Wednesday, September 12, 2012

southwest eggs and potatoes


I was blessed to attend school in beautiful Blacksburg, VA (go Hokies!!) for 2+ years. If you've never been to the area, let me paint you the picture. Nestled between the breath-taking Blue Ridge Mountains, this close-knit college community - proudly blanketed in all-things orange and maroon - just may boast the finest combination of endless university energy, homespun family values...and unique hippie flair. Resilient in the face of outstanding tragedies and unstoppable on the football field - there's nowhere else on Earth like it.

What truly gives Blacksburg a part of my heart, though, are the friendships and memories that are forever associated with it in my mind. An epic fondue party...a stellar murder mystery dinner party....my first time shooting discs...a competitive gingerbread house challenge...popcorn-and-a-movie-nights...a hiking trip that ended in a lightening storm...themed dinners...and countless s'mores and Taboo games - those years were filled with the very best of times with the very best of friends.

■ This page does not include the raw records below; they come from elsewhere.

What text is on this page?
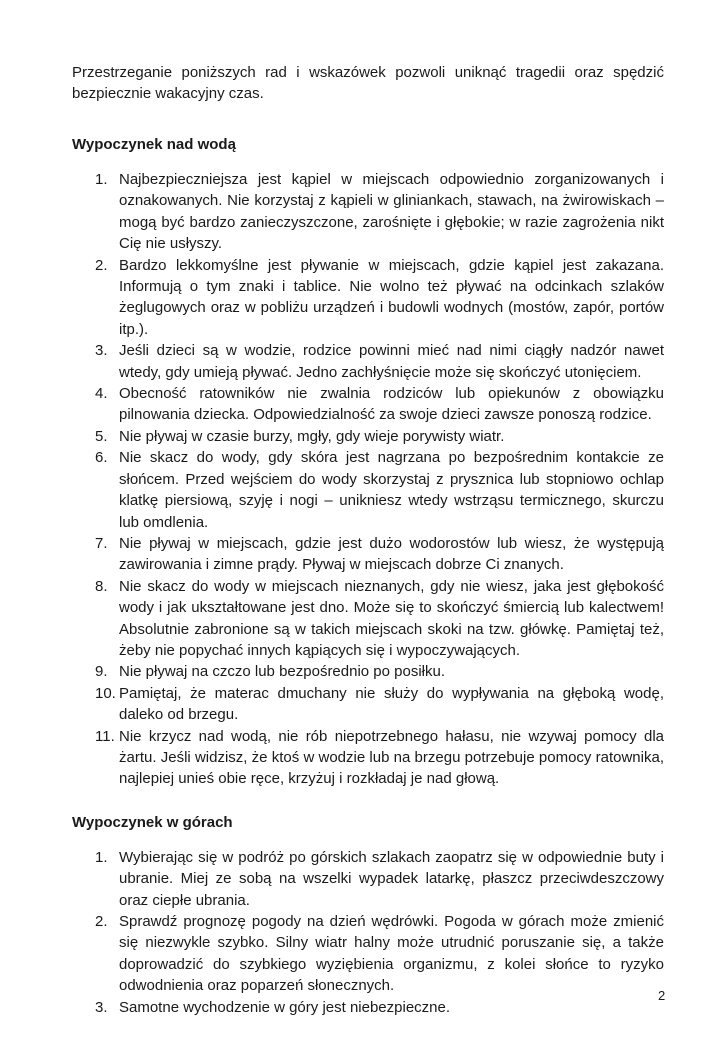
Przestrzeganie poniższych rad i wskazówek pozwoli uniknąć tragedii oraz spędzić bezpiecznie wakacyjny czas.

Wypoczynek nad wodą
1. Najbezpieczniejsza jest kąpiel w miejscach odpowiednio zorganizowanych i oznakowanych. Nie korzystaj z kąpieli w gliniankach, stawach, na żwirowiskach – mogą być bardzo zanieczyszczone, zarośnięte i głębokie; w razie zagrożenia nikt Cię nie usłyszy.
2. Bardzo lekkomyślne jest pływanie w miejscach, gdzie kąpiel jest zakazana. Informują o tym znaki i tablice. Nie wolno też pływać na odcinkach szlaków żeglugowych oraz w pobliżu urządzeń i budowli wodnych (mostów, zapór, portów itp.).
3. Jeśli dzieci są w wodzie, rodzice powinni mieć nad nimi ciągły nadzór nawet wtedy, gdy umieją pływać. Jedno zachłyśnięcie może się skończyć utonięciem.
4. Obecność ratowników nie zwalnia rodziców lub opiekunów z obowiązku pilnowania dziecka. Odpowiedzialność za swoje dzieci zawsze ponoszą rodzice.
5. Nie pływaj w czasie burzy, mgły, gdy wieje porywisty wiatr.
6. Nie skacz do wody, gdy skóra jest nagrzana po bezpośrednim kontakcie ze słońcem. Przed wejściem do wody skorzystaj z prysznica lub stopniowo ochlap klatkę piersiową, szyję i nogi – unikniesz wtedy wstrząsu termicznego, skurczu lub omdlenia.
7. Nie pływaj w miejscach, gdzie jest dużo wodorostów lub wiesz, że występują zawirowania i zimne prądy. Pływaj w miejscach dobrze Ci znanych.
8. Nie skacz do wody w miejscach nieznanych, gdy nie wiesz, jaka jest głębokość wody i jak ukształtowane jest dno. Może się to skończyć śmiercią lub kalectwem! Absolutnie zabronione są w takich miejscach skoki na tzw. główkę. Pamiętaj też, żeby nie popychać innych kąpiących się i wypoczywających.
9. Nie pływaj na czczo lub bezpośrednio po posiłku.
10. Pamiętaj, że materac dmuchany nie służy do wypływania na głęboką wodę, daleko od brzegu.
11. Nie krzycz nad wodą, nie rób niepotrzebnego hałasu, nie wzywaj pomocy dla żartu. Jeśli widzisz, że ktoś w wodzie lub na brzegu potrzebuje pomocy ratownika, najlepiej unieś obie ręce, krzyżuj i rozkładaj je nad głową.
Wypoczynek w górach
1. Wybierając się w podróż po górskich szlakach zaopatrz się w odpowiednie buty i ubranie. Miej ze sobą na wszelki wypadek latarkę, płaszcz przeciwdeszczowy oraz ciepłe ubrania.
2. Sprawdź prognozę pogody na dzień wędrówki. Pogoda w górach może zmienić się niezwykle szybko. Silny wiatr halny może utrudnić poruszanie się, a także doprowadzić do szybkiego wyziębienia organizmu, z kolei słońce to ryzyko odwodnienia oraz poparzeń słonecznych.
3. Samotne wychodzenie w góry jest niebezpieczne.
2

One of my most beloved memories? Brunch at Gillies. A town favorite and a personal obsession, their food is local, fresh, and just plain amazing. My personal favorite? Their multigrain pancakes...oh.my.lanta. (Full House, anyone?) That being said, I always looked with envy at my friends' plates whenever they would order their egg and potato specials - topped with cheese and/or salsa depending on the preference. My solution? Make this oh-so-yummy-but-ridiculously-simple dish at home. Delicious breakfast AND a palatable reminder of dear memories?? That's definitely a winner in my book...a Hokie win!

Southwest Eggs and Potatoes
Yield 1 serving. Multiply as needed.

2 small or 1 medium red potato(es), scrubbed free of dirt
1/4 medium yellow onion, finely diced
2 eggs
2 tbsp milk
1/3 cup cheese, divided (I love Trader Joe's Jalapeno Monterey Jack Cheese, but many different types of cheese would work)
extra virgin olive oil
salt
pepper
1/4 cup salsa, slightly warmed in the microwave or on the stove top
1/4 avocado, cut into long strips (optional)
1 tablespoon fresh cilantro, minced (optional)

Pierce the potatoes with a knife a few times and microwave on high until cooked through, 2-4 minutes depending on size. Carefully move to a cutting board and allow to cool for 1-2 minutes.

Meanwhile, in a small bowl, scramble the eggs and milk and a dash of salt and pepper. Stir in 1/4 cup of the cheese. Set aside.

Cut the potatoes into bite-size chunks. Then, in a medium-sized pan, heat a drizzle of olive oil over medium-high heat. Add the onions and potatoes and simmer until the onions are soft and the potatoes are golden brown, stirring every so often. Salt and pepper to taste. Move the mixture to a plate, and, in the same pan, add the eggs and quickly stir to scramble them as they cook, 30-60 seconds.

Once finished, distribute the eggs over the potato-onion mixture. Quickly top with the remaining cheese and then the salsa. Sprinkle the cilantro over the top and add a side of avocado, if using. Salt and pepper to taste.